Did you know? Denali National Park is one of the few places in the world where you can see all of the "Big Five" Alaskan animals: grizzly bears, moose, caribou, wolves and Dall sheep, all in their natural habitat. The park has a single road, 148 km long, with private vehicles strictly limited to protect the wildlife.
Deeper dive: the Alaska Range, the high-latitude weather and the Athabaskan heritage

The Alaska Range was uplifted in the last 60 million years by the collision of the Pacific tectonic plate with the North American plate. The plates meet along the Denali Fault, a major active fault line that runs through the heart of the range. A major earthquake on the Denali Fault in 2002 (magnitude 7.9, the largest earthquake in the area in over 100 years) shifted the land sideways by up to 7 metres in places but caused little damage because the area is so sparsely populated. The fault is still active, and small earthquakes happen on or near it almost every day.

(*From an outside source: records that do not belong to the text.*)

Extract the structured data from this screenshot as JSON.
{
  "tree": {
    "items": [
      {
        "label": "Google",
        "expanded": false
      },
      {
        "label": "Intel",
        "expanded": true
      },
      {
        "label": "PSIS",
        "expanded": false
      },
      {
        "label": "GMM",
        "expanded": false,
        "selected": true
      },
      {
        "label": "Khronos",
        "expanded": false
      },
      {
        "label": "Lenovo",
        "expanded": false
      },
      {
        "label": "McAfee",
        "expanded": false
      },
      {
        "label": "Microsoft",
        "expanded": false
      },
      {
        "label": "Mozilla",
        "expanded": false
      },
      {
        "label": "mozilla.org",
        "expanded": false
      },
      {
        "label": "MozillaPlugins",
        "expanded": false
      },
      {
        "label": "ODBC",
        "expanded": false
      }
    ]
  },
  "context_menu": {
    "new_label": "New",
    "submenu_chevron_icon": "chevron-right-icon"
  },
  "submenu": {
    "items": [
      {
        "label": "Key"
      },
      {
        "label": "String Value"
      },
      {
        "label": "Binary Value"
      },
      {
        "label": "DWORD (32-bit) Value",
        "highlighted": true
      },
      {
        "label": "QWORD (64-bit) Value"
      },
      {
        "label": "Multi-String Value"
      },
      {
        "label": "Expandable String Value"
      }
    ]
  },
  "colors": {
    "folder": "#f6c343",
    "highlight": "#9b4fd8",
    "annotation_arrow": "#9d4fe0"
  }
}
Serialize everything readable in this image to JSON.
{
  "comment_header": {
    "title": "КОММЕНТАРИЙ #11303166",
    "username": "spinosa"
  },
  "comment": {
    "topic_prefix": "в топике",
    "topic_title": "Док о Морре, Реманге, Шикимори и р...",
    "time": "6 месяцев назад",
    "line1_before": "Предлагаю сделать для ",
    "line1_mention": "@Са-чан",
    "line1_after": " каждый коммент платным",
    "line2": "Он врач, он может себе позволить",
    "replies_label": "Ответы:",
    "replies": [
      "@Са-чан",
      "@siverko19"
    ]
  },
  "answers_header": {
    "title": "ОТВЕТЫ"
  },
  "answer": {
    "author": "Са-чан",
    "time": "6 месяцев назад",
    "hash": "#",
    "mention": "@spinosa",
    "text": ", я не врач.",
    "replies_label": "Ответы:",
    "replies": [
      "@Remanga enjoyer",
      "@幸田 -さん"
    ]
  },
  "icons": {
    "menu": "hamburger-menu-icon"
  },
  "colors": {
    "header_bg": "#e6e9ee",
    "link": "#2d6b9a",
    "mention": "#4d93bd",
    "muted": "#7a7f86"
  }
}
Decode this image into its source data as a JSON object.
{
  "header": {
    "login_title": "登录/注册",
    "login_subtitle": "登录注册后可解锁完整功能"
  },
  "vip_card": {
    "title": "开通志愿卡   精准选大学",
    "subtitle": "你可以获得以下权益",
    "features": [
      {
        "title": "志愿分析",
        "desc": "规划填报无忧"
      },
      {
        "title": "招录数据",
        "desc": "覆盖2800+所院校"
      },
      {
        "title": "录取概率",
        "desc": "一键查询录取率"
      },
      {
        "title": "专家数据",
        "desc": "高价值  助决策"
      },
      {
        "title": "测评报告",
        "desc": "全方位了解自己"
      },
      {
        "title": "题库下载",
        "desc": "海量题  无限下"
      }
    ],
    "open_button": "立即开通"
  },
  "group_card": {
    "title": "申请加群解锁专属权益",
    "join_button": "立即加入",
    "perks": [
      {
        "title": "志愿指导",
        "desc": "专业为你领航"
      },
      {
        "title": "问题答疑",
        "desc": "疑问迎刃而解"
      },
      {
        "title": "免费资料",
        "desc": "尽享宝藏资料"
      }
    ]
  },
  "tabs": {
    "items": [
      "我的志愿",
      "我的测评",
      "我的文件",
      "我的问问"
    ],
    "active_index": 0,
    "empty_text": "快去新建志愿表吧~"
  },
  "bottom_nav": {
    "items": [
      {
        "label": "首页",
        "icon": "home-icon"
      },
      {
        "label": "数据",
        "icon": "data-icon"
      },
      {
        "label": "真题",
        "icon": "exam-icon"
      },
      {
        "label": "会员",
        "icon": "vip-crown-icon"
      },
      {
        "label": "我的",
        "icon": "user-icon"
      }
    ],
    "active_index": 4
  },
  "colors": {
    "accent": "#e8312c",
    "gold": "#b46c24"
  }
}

Denali's extreme weather is partly a result of its far-north location. At high latitudes, the atmosphere is generally thinner because the Earth's rotation flattens it slightly at the poles. So the air at 6,000 metres above Denali contains less oxygen than the air at 6,000 metres above an equatorial mountain. This effect, combined with the bitter cold, makes Denali physiologically harder than mountains a kilometre taller in Nepal. Many climbers have summited Everest but failed on Denali because of the cold and the altitude effects.

The Athabaskan peoples (whose language family includes the Koyukon, the Dena'ina, the Ahtna and others) have lived in central Alaska for at least 12,000 years. The name "Denali" comes from the Koyukon Athabaskan word "Deenaalee", meaning "the high one" or "the great one". Athabaskan peoples have a deep traditional knowledge of the mountain and its surrounding rivers, valleys and wildlife, and have hunted and fished in the region for hundreds of generations. The official restoration of the Denali name in 2015 was widely celebrated as a recognition of indigenous heritage.

The country is the United States. The mountain range is the Alaska Range; the wider mountain system also includes the Rocky Mountains further south.